Is there advice you can give to your colleagues who are also in the same situation with inflation right now?

YE: I'd generally recommend an analytical and granular approach because every industry is affected differently, not just every industry but even each category. Ask yourself:
How big are the price increases?
How elastic is the demand?
What's my inventory situation?
How stable is the supply?
What are competitors doing?
How big is my pricing power?
And so on.
You need to analyze your particular situation and determine a targeted pricing response. Don't take the 'one-fits-all' approach.

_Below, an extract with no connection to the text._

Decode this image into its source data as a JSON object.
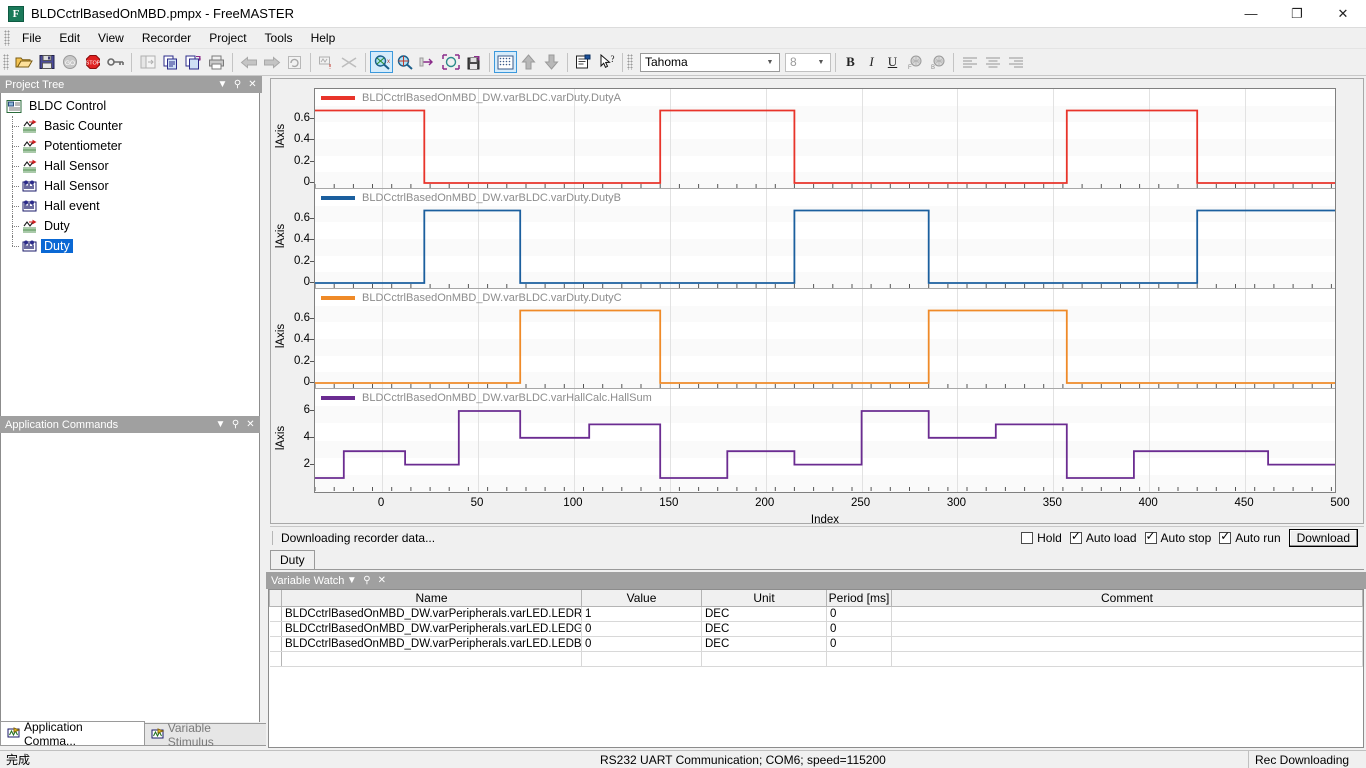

OS: Now, a lot of retailers, especially in the United States, and maybe you'll tell me as well about the German market, are going for excessive promo campaigns.
We saw this second Amazon Prime Day, and Target is starting the holiday season early this year. We see that retailers are going for excessive promo campaigns that put their margins under so much pressure.
But what stands behind is the full warehouses that need to be cleared off to put in more merchandise. So, this usually leads to blanket discounts and margin losses. So, what stands behind wise promo management?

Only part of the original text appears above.